The salad is simple, quick to make and tasty to eat. The recipe I use is from a magazine I bought in India, published by Femina. All the recipes in that magazine have been great. The original recipe calls for mayonnaise but I use tartar sauce. I like the sharper flavor that tartar sauce adds. The original recipe also calls for anchovies, instead I add a few drops of worcestershire sauce. You can add grilled chicken as well, but I like to keep this salad vegetarian.

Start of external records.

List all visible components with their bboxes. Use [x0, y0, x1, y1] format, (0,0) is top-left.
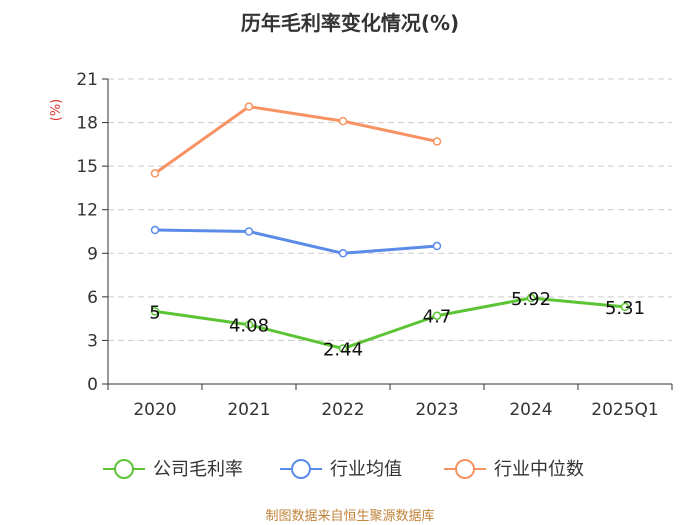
data-point [338, 249, 348, 258]
series-lines [150, 102, 630, 353]
x-tick-label: 2023 [415, 400, 458, 420]
data-labels: 5 4.08 2.44 4.7 5.92 5.31 [149, 289, 645, 361]
legend-marker [455, 459, 475, 479]
data-point [244, 102, 254, 111]
series-line-0 [154, 296, 626, 351]
data-point [150, 169, 160, 178]
y-tick-label: 21 [76, 70, 98, 90]
y-tick-label: 9 [87, 244, 98, 264]
data-point [526, 293, 536, 303]
data-point [338, 116, 348, 126]
series-line-2 [154, 105, 438, 175]
data-point [432, 311, 442, 320]
x-tick-label: 2022 [321, 400, 364, 420]
data-point [432, 137, 442, 146]
y-tick-label: 15 [76, 157, 98, 177]
y-tick-label: 3 [87, 331, 98, 351]
y-tick-label: 12 [76, 201, 98, 221]
series-line-1 [154, 228, 438, 255]
x-tick-label: 2024 [509, 400, 552, 420]
data-label: 5 [149, 302, 160, 323]
legend-marker [291, 459, 311, 479]
x-tick-label: 2020 [133, 400, 176, 420]
data-point [150, 307, 160, 316]
legend-label: 行业中位数 [494, 459, 584, 480]
legend-marker [114, 459, 134, 479]
data-label: 4.08 [229, 316, 269, 337]
legend: 公司毛利率 行业均值 行业中位数 [103, 459, 584, 480]
data-label: 2.44 [323, 340, 363, 361]
y-tick-label: 6 [87, 288, 98, 308]
axes: 0 3 6 9 12 15 18 21 2020 2021 2022 2023 2024 2025Q1 [76, 70, 673, 420]
data-point [432, 241, 442, 251]
y-tick-label: 18 [76, 114, 98, 134]
data-point [338, 344, 348, 353]
legend-label: 行业均值 [330, 459, 402, 480]
data-point [244, 227, 254, 236]
y-axis-label: (%) [49, 99, 64, 122]
x-tick-label: 2021 [227, 400, 270, 420]
data-point [150, 225, 160, 235]
source-note: 制图数据来自恒生聚源数据库 [265, 509, 435, 524]
grid-lines [108, 78, 672, 341]
data-label: 5.31 [605, 298, 645, 319]
x-tick-label: 2025Q1 [591, 400, 658, 420]
data-point [244, 320, 254, 329]
y-tick-label: 0 [87, 375, 98, 395]
data-point [620, 302, 630, 312]
chart-title: 历年毛利率变化情况(%) [241, 11, 459, 35]
legend-label: 公司毛利率 [153, 459, 243, 480]
data-label: 5.92 [511, 289, 551, 310]
data-label: 4.7 [423, 307, 452, 328]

Unfortunately, I always forget to photograph the salad and by the time I realise, its all gobbled up!

CAESAR SALAD

DRESSING:

1 garlic flake, finely chopped

1 tbsp grated Parmesan

salt to taste

5 tbsp mayo (or tartar sauce)

1 tbsp white wine vinegar

Few drops of worcestershire sauce

FOR THE SALAD

1 head Romaine Lettuce

Croutons, about 1 1/2 cups

1 cup cherry tomatoes, optional

Shavings of Parmesan cheese

DIRECTIONS

Mix all the dressing ingredients in a small bowl. The consistency should be that of yogurt. Just before serving, in a salad bowl, add the lettuce, cherry tomatoes and croutons and drizzle the dressing on top. Using tongs, mix well together. The salad should be well coated. Top with shavings of the parmesan cheese. Serve immediately.